The dialogue struck me as highfalutin early on, but the family is high society, trusted and loved by Kings and Queens – so it works for them. If everyone in the book had spoken that way, it would have ruined it, but they dont. Every race, and region has it’s own style of language making each creature, and person as unique as the first ones you meet.

While the dialects and language of the various races and characters is a strength, it also makes it a bit uncomfortable to read at times. Example:

“Then as hit thinks me, sitting over here you will need to be before to you the rest of hit I can for to tell.” – Meri Greenwood

Now, granted, I took this completely out of context 2 pages into the dialogue with Razzmorten. The reader does have a bit of a chance to grow acquainted with Meri’s style of language – but not much. I had to read that sentence about five times to know what the little Yoda-esque guy was talking about. That ripped me away from the book for minute and was frustrating. It happens a few times throughout the book.

4 Stars

____________________________________________________

The Plot

The story starts with the return of the black plague, which has not afflicted the land in over 200 years. I sensed a little of Terry Goodkind’s influence here, as the story has hints of his fourth book in the Sword of Truth series, Temple of the Winds. But the plague itself is not the plot, it’s a portion thereof.

The slow reveal of the actual core plot is done well, but then the plague takes a back seat and is ultimately resolved in a way that is anticlimactic and leaves the reader to find out what happened second hand. Also, Ugleeuh’s disappearance for 5 years puts a hole in the book as far as Im concerned. It was too sudden and without enough explanation. Also, many things that I would have liked to have seen during those 5 years were simply glossed over or “told” rather than shown. Is it a major failing of the book? No, I dont think wishing for more out of a book is a major failing. It means you are enjoying it, and want more – but it also means I felt a little cheated. Just a little.

4 Stars

____________________________________________________

The Technical Stuff

There are some POV switches in mid chapter that are a bit confusing at times which tends to push the reader back out of the story. It took me a few moments to change gears internally and try to delve back in. It happens only a few times, but it is my biggest complaint about the book by far.

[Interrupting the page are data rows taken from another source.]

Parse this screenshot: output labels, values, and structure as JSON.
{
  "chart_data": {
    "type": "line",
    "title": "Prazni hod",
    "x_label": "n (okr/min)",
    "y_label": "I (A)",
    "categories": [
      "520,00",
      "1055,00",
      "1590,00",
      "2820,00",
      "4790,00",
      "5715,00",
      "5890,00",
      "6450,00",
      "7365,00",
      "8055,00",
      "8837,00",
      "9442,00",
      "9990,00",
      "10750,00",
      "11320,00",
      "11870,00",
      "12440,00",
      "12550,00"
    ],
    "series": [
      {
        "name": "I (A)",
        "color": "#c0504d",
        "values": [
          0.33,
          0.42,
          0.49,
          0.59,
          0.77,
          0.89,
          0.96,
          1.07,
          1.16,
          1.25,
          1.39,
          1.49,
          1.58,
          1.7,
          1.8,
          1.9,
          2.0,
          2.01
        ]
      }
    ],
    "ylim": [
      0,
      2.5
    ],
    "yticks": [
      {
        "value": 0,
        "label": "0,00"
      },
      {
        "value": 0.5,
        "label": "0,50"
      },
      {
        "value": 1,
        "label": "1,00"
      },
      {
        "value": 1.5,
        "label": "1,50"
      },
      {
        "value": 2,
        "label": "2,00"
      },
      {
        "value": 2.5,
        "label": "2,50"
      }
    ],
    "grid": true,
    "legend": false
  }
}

There were also some misspellings, and some formatting errors, but they didnt bother me much, save for once or twice when they happened in quick succession. You’ll find most of the issues in the middle of the book – dangerous territory to have problems.

The glossary was a great idea, and I recommend every reader bookmark it. However, I will say that if a fantasy novel needs a glossary, you might want to slow down with the amount of information thrown at the reader.

3 Stars

Overall

From start to end, Good Sister, Bad Sister held my attention. Even when it had its technical issues with POV and formatting, I kept reading in spite of its flaws. That’s where the mixed bag of reviews on Amazon comes from. This is another great book that is a victim of under-editing.

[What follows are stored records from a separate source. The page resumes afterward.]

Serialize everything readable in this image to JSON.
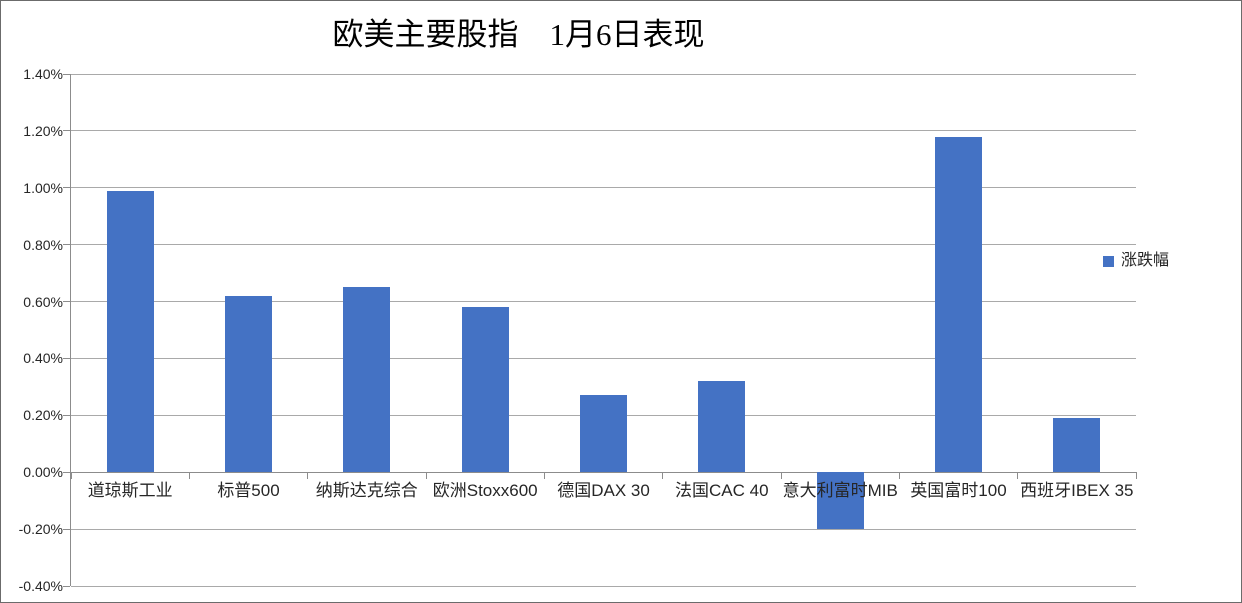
{
  "chart_data": {
    "type": "bar",
    "title": "欧美主要股指　1月6日表现",
    "categories": [
      "道琼斯工业",
      "标普500",
      "纳斯达克综合",
      "欧洲Stoxx600",
      "德国DAX 30",
      "法国CAC 40",
      "意大利富时MIB",
      "英国富时100",
      "西班牙IBEX 35"
    ],
    "series": [
      {
        "name": "涨跌幅",
        "values": [
          0.99,
          0.62,
          0.65,
          0.58,
          0.27,
          0.32,
          -0.2,
          1.18,
          0.19
        ]
      }
    ],
    "value_unit": "%",
    "ylim": [
      -0.4,
      1.4
    ],
    "yticks": [
      1.4,
      1.2,
      1.0,
      0.8,
      0.6,
      0.4,
      0.2,
      0.0,
      -0.2,
      -0.4
    ],
    "ytick_labels": [
      "1.40%",
      "1.20%",
      "1.00%",
      "0.80%",
      "0.60%",
      "0.40%",
      "0.20%",
      "0.00%",
      "-0.20%",
      "-0.40%"
    ],
    "xlabel": "",
    "ylabel": "",
    "grid": true,
    "legend": {
      "label": "涨跌幅",
      "position": "right"
    },
    "colors": {
      "bar": "#4472C4",
      "gridline": "#a9a9a9",
      "axis": "#8c8c8c",
      "text": "#262626",
      "title": "#000000",
      "background": "#ffffff",
      "canvas_border": "#6b6b6b"
    }
  }
}
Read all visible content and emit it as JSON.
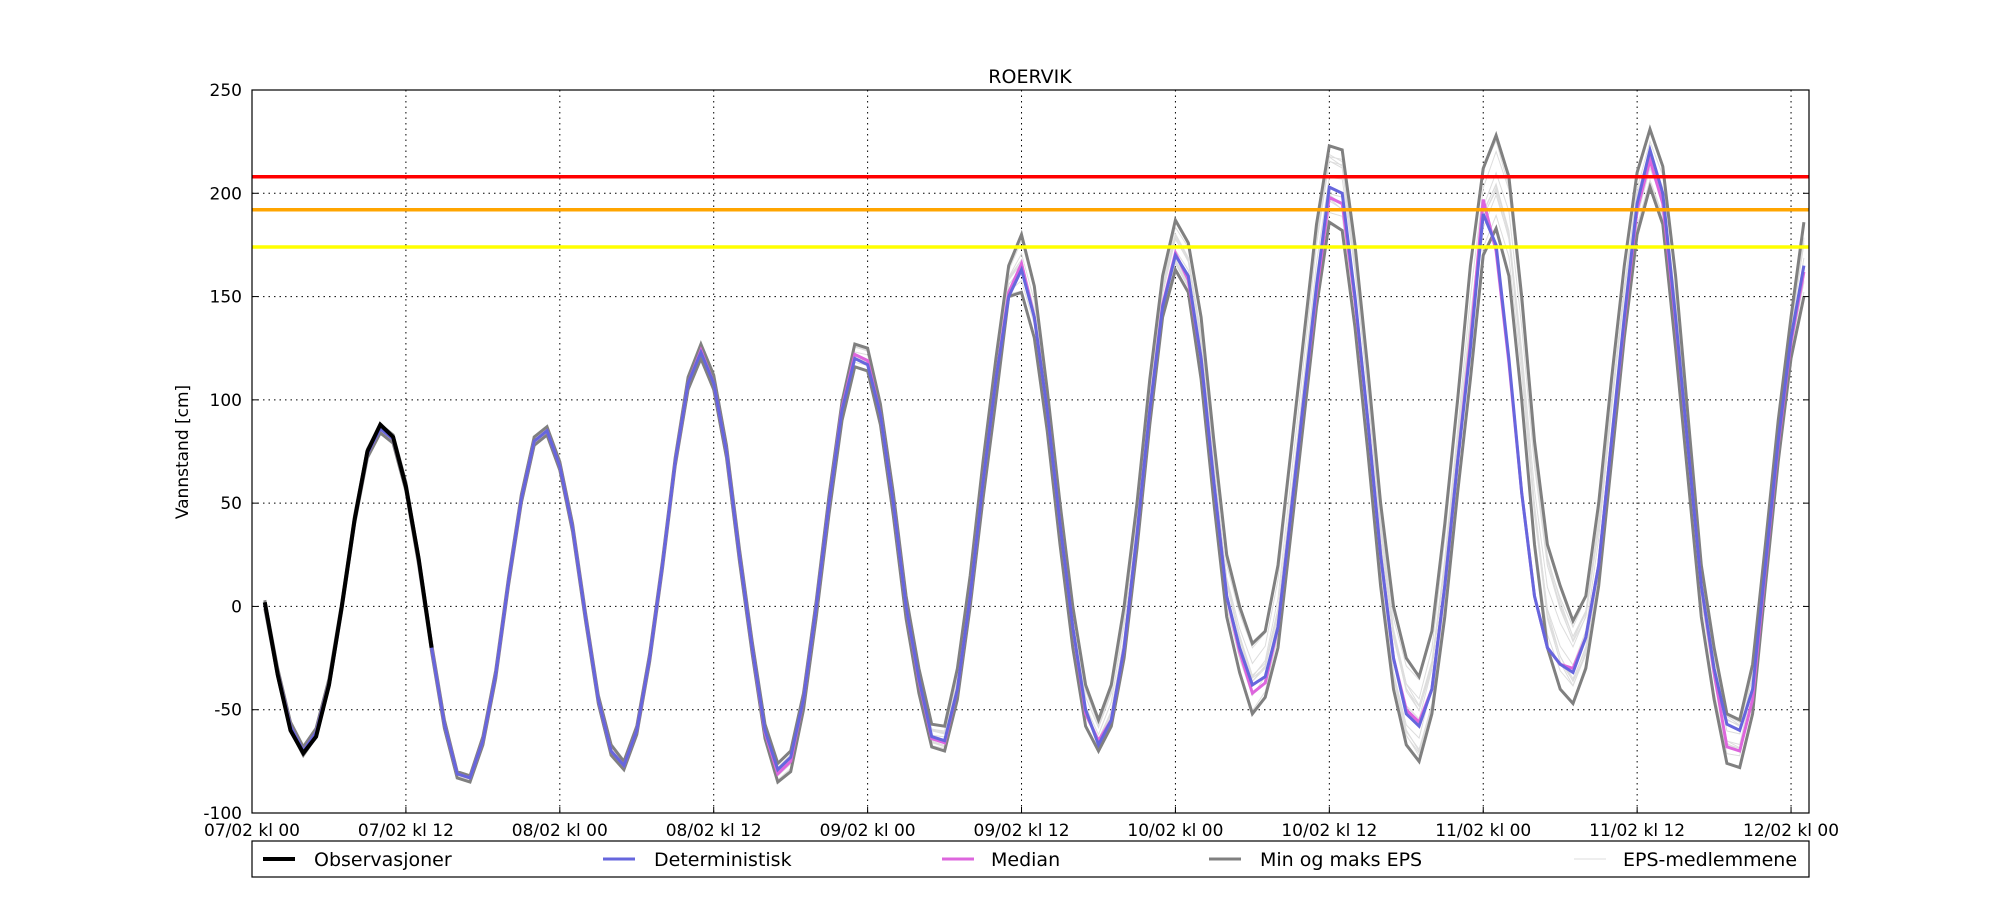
{
  "chart_data": {
    "type": "line",
    "title": "ROERVIK",
    "xlabel": "",
    "ylabel": "Vannstand [cm]",
    "ylim": [
      -100,
      250
    ],
    "yticks": [
      -100,
      -50,
      0,
      50,
      100,
      150,
      200,
      250
    ],
    "xlim_hours_from_start": [
      0,
      121.4
    ],
    "xticks": [
      {
        "hour": 0,
        "label": "07/02 kl 00"
      },
      {
        "hour": 12,
        "label": "07/02 kl 12"
      },
      {
        "hour": 24,
        "label": "08/02 kl 00"
      },
      {
        "hour": 36,
        "label": "08/02 kl 12"
      },
      {
        "hour": 48,
        "label": "09/02 kl 00"
      },
      {
        "hour": 60,
        "label": "09/02 kl 12"
      },
      {
        "hour": 72,
        "label": "10/02 kl 00"
      },
      {
        "hour": 84,
        "label": "10/02 kl 12"
      },
      {
        "hour": 96,
        "label": "11/02 kl 00"
      },
      {
        "hour": 108,
        "label": "11/02 kl 12"
      },
      {
        "hour": 120,
        "label": "12/02 kl 00"
      }
    ],
    "grid": true,
    "legend_position": "below",
    "thresholds": [
      {
        "value": 208,
        "color": "#ff0000"
      },
      {
        "value": 192,
        "color": "#ffa500"
      },
      {
        "value": 174,
        "color": "#ffff00"
      }
    ],
    "series": [
      {
        "name": "Observasjoner",
        "color": "#000000",
        "start_hour": 1,
        "values": [
          2,
          -33,
          -60,
          -71,
          -63,
          -38,
          0,
          42,
          75,
          88,
          82,
          58,
          23,
          -20
        ]
      },
      {
        "name": "Deterministisk",
        "color": "#6666dd",
        "start_hour": 1,
        "values": [
          1,
          -32,
          -58,
          -70,
          -61,
          -37,
          0,
          42,
          74,
          86,
          81,
          58,
          22,
          -20,
          -57,
          -81,
          -83,
          -65,
          -33,
          12,
          52,
          80,
          85,
          68,
          38,
          -5,
          -45,
          -70,
          -77,
          -60,
          -25,
          20,
          70,
          108,
          123,
          108,
          75,
          25,
          -20,
          -60,
          -79,
          -73,
          -45,
          0,
          50,
          95,
          120,
          117,
          93,
          50,
          0,
          -35,
          -63,
          -65,
          -40,
          5,
          60,
          110,
          150,
          163,
          140,
          95,
          40,
          -10,
          -50,
          -67,
          -55,
          -20,
          35,
          95,
          145,
          170,
          160,
          120,
          60,
          5,
          -20,
          -38,
          -34,
          -10,
          45,
          100,
          155,
          203,
          200,
          150,
          90,
          25,
          -25,
          -52,
          -58,
          -40,
          10,
          70,
          125,
          190,
          175,
          120,
          55,
          5,
          -20,
          -28,
          -32,
          -15,
          20,
          80,
          140,
          195,
          221,
          200,
          140,
          75,
          10,
          -30,
          -57,
          -60,
          -40,
          20,
          80,
          130,
          165
        ]
      },
      {
        "name": "Median",
        "color": "#dd66dd",
        "start_hour": 1,
        "values": [
          1,
          -32,
          -58,
          -70,
          -61,
          -37,
          0,
          42,
          74,
          86,
          81,
          58,
          22,
          -20,
          -57,
          -81,
          -83,
          -65,
          -33,
          12,
          52,
          80,
          85,
          68,
          38,
          -5,
          -45,
          -70,
          -77,
          -60,
          -25,
          20,
          70,
          108,
          124,
          108,
          75,
          25,
          -20,
          -61,
          -81,
          -75,
          -45,
          0,
          50,
          96,
          122,
          119,
          93,
          50,
          0,
          -36,
          -64,
          -66,
          -40,
          5,
          60,
          110,
          152,
          166,
          140,
          95,
          40,
          -10,
          -52,
          -65,
          -55,
          -20,
          35,
          95,
          146,
          171,
          158,
          120,
          60,
          5,
          -22,
          -42,
          -37,
          -10,
          45,
          100,
          152,
          198,
          195,
          148,
          90,
          25,
          -25,
          -50,
          -56,
          -40,
          10,
          70,
          128,
          197,
          172,
          118,
          55,
          5,
          -20,
          -28,
          -30,
          -15,
          20,
          80,
          138,
          192,
          216,
          195,
          138,
          75,
          10,
          -32,
          -68,
          -70,
          -45,
          18,
          78,
          128,
          162
        ]
      },
      {
        "name": "Min og maks EPS",
        "color": "#808080",
        "start_hour": 1,
        "min": [
          -1,
          -34,
          -60,
          -72,
          -63,
          -39,
          -2,
          40,
          72,
          84,
          79,
          56,
          20,
          -22,
          -59,
          -83,
          -85,
          -67,
          -35,
          10,
          50,
          78,
          83,
          66,
          36,
          -7,
          -47,
          -72,
          -79,
          -62,
          -27,
          18,
          68,
          105,
          120,
          105,
          72,
          22,
          -23,
          -64,
          -85,
          -80,
          -50,
          -5,
          45,
          90,
          116,
          114,
          88,
          44,
          -6,
          -42,
          -68,
          -70,
          -45,
          0,
          52,
          100,
          150,
          152,
          130,
          85,
          30,
          -20,
          -58,
          -70,
          -58,
          -25,
          28,
          88,
          140,
          163,
          152,
          110,
          50,
          -5,
          -32,
          -52,
          -44,
          -20,
          35,
          90,
          145,
          186,
          182,
          135,
          75,
          10,
          -40,
          -67,
          -75,
          -52,
          -5,
          55,
          110,
          170,
          183,
          160,
          100,
          30,
          -20,
          -40,
          -47,
          -30,
          10,
          70,
          130,
          180,
          203,
          185,
          125,
          60,
          -5,
          -45,
          -76,
          -78,
          -52,
          10,
          70,
          120,
          150
        ],
        "max": [
          3,
          -30,
          -56,
          -68,
          -59,
          -35,
          2,
          44,
          76,
          88,
          83,
          60,
          24,
          -18,
          -55,
          -80,
          -82,
          -63,
          -31,
          14,
          54,
          82,
          87,
          70,
          40,
          -3,
          -43,
          -67,
          -75,
          -58,
          -23,
          22,
          72,
          111,
          127,
          112,
          78,
          28,
          -17,
          -57,
          -76,
          -70,
          -42,
          3,
          54,
          99,
          127,
          125,
          98,
          55,
          5,
          -30,
          -57,
          -58,
          -30,
          15,
          70,
          120,
          165,
          180,
          155,
          105,
          50,
          0,
          -38,
          -55,
          -38,
          0,
          50,
          110,
          160,
          187,
          176,
          140,
          80,
          25,
          0,
          -18,
          -12,
          20,
          75,
          130,
          185,
          223,
          221,
          175,
          115,
          50,
          0,
          -25,
          -34,
          -12,
          40,
          100,
          165,
          212,
          228,
          208,
          150,
          80,
          30,
          10,
          -7,
          5,
          50,
          110,
          165,
          210,
          231,
          213,
          160,
          90,
          20,
          -20,
          -52,
          -55,
          -28,
          30,
          90,
          140,
          186
        ]
      },
      {
        "name": "EPS-medlemmene",
        "color": "#dddddd"
      }
    ]
  }
}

I loved the fairy tale style, and the shameless way it introduces high fantasy elements like fairies, elves, and magic. The world is well fleshed out, as are the people who live in it to the point that it would make a great Dungeons and Dragons campaign setting. (Something for the authors to consider, in my opinion)  The only problem with the setting in MHO, is that with Razzmorten and other characters teleporting everywhere, I never really got a sense of its scope. I would have liked to see a map of the world to give me some perspective.

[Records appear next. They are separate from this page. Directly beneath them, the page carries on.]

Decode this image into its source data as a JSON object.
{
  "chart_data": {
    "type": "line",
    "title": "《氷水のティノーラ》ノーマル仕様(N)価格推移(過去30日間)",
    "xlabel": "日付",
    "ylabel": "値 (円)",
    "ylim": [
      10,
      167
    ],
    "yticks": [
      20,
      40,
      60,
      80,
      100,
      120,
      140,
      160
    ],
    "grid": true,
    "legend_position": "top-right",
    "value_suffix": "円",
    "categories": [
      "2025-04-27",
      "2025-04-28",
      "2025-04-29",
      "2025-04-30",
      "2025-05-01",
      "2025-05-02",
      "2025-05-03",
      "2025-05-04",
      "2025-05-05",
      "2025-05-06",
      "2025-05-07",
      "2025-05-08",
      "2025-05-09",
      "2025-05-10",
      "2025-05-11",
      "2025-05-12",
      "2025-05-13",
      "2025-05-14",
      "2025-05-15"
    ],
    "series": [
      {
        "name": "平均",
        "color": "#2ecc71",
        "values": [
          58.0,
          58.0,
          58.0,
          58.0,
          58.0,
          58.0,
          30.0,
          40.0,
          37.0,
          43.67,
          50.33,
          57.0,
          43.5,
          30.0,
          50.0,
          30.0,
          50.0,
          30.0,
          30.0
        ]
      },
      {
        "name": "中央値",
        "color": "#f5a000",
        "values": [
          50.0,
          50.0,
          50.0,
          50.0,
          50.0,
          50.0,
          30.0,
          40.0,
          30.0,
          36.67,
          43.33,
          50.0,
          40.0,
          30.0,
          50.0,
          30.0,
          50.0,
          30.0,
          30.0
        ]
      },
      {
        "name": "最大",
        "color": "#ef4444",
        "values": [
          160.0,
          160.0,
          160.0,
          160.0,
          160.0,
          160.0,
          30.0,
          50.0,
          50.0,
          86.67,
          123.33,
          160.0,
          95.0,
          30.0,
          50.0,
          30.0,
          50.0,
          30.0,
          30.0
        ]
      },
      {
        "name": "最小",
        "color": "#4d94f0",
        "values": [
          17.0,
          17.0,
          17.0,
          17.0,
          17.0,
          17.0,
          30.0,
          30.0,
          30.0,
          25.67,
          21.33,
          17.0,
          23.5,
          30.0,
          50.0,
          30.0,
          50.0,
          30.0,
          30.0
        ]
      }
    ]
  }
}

Would I recommend the book to a friend? Sure, but with a caveat. Some of my friends and family members have little patience for things like formatting and other errors, and I would feel the need to warn them. But overall, the story is what is important, and Good Sister, Bad Sister delivers a good one.

Will I read the next book in the series. Yes. I liked enough to keep going, so look for my Hook Review of Book 2, The Collector Witch.